At the vet, they decided to do a chest x-tay because he has a cough that hasn't gone away for a year. They wants to see if he had fluid in his lungs and would need a diuretic. (He doesn't.) He has a floppy trachea, a slightly enlarged heart, and a few compressed vertebrae near his tail. Nothing too epic or noteworthy for a dog his age, which is good.

The worst part was the trauma of the x-ray for Fox Dog. I asked if he needed sedation, and they said nope, he would be fine. Did they want me in the room? Nope, not worth exposing me to excess radiation. That's all well and good.

The worst part was the aftermath of the x-ray. I imagine they had to manhandle my eleven pound lapdog who isn't used to rough-housing like big dogs who like to wrestle. Fox was exhausted. I have never seem him so tired and stressed. The torture wore him out, and I was worried. I stayed home Friday night, with him on my lap.

Fox is the only remaining part of my old family. A few years ago, I had two kids, a husband and a dog. 

Now I have a dog, and he is so dear to me. I wish to release my fear of his dying to the universe, so I can enjoy him as he is today, while I have him.

Forty-eight hours after his x-ray, he bounced back to his usual cheerful and chipper self.

Wednesday, July 9, 2025

The Center of the Universe

Some Seattleites think Fremont is the center of the universe, but I think it is Ravenna.

I went to a 4th of July picnic last week at an old friend's home in my old neighborhood. I've known her since our daughters were in kindergarten together. Lots of other people were there who I knew back when I first moved to NE Seattle. I ran into friends who helped me cut my teeth in politics. It was great to re-connect with this crew. 

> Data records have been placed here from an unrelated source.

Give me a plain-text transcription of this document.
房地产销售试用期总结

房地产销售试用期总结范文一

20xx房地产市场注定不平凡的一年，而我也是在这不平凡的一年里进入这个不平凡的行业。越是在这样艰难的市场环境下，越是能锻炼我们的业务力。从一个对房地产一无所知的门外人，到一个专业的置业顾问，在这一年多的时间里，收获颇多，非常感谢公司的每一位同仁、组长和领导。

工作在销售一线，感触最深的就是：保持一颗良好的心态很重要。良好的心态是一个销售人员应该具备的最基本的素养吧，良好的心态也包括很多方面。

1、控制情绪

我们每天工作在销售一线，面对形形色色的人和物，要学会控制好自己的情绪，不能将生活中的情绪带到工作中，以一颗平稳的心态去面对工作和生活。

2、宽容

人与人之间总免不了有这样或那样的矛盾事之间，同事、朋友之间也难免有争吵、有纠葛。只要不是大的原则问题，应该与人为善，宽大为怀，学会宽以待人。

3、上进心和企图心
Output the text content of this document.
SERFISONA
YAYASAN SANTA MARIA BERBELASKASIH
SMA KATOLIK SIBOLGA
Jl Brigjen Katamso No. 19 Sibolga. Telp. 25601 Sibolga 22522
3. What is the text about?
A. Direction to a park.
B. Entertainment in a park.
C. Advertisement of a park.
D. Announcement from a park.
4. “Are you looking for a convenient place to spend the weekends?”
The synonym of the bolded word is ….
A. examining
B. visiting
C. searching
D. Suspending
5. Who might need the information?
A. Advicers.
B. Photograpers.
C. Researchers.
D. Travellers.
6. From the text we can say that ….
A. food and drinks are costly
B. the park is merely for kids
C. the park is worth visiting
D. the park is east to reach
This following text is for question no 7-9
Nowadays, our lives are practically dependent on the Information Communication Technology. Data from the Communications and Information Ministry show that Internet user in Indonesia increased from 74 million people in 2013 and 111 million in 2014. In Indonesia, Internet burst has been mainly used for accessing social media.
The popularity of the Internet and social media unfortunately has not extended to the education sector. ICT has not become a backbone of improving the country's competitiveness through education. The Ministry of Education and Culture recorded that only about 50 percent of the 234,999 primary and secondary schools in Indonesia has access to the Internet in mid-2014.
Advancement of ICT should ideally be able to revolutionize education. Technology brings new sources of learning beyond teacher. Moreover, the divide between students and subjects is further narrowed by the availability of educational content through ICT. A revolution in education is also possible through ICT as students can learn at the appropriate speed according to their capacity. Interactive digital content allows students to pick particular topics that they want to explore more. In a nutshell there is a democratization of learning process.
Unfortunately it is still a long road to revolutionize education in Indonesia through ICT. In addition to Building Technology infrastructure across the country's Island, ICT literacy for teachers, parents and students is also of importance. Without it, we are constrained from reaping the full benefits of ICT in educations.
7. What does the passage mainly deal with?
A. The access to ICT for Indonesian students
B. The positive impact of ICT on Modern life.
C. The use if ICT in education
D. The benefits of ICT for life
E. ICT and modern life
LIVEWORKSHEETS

I remember I used to think NE Seattle was the center of the universe when I first moved there. The moms I met were both smart and kind. Like all of the moms were smart and kind--not just some of them. One mom, Jessica, was convinced she was stupid but she was fascinating and warm-hearted and welcoming. In her early twenties, she moved to Italy for a few years where she met her husband. I can't see how someone so adventurous and brave could consider themselves a dullard.

I miss NE Seattle. I miss having a yard and trees and neighbors my own age. I miss people in neighborhood who knew my kids growing up. I miss the park and the bike trails. I miss the house parties and the coffee shop around the corner where I knew everyone who worked there.

I am jealous that my kids still get to spend time in the old neighborhood when they come home. 

In reality, it takes me fifteen other twenty minutes to get to NE Seattle from downtown, so I should really visit more often than I do and make a better effort to stay in touch with my friends there.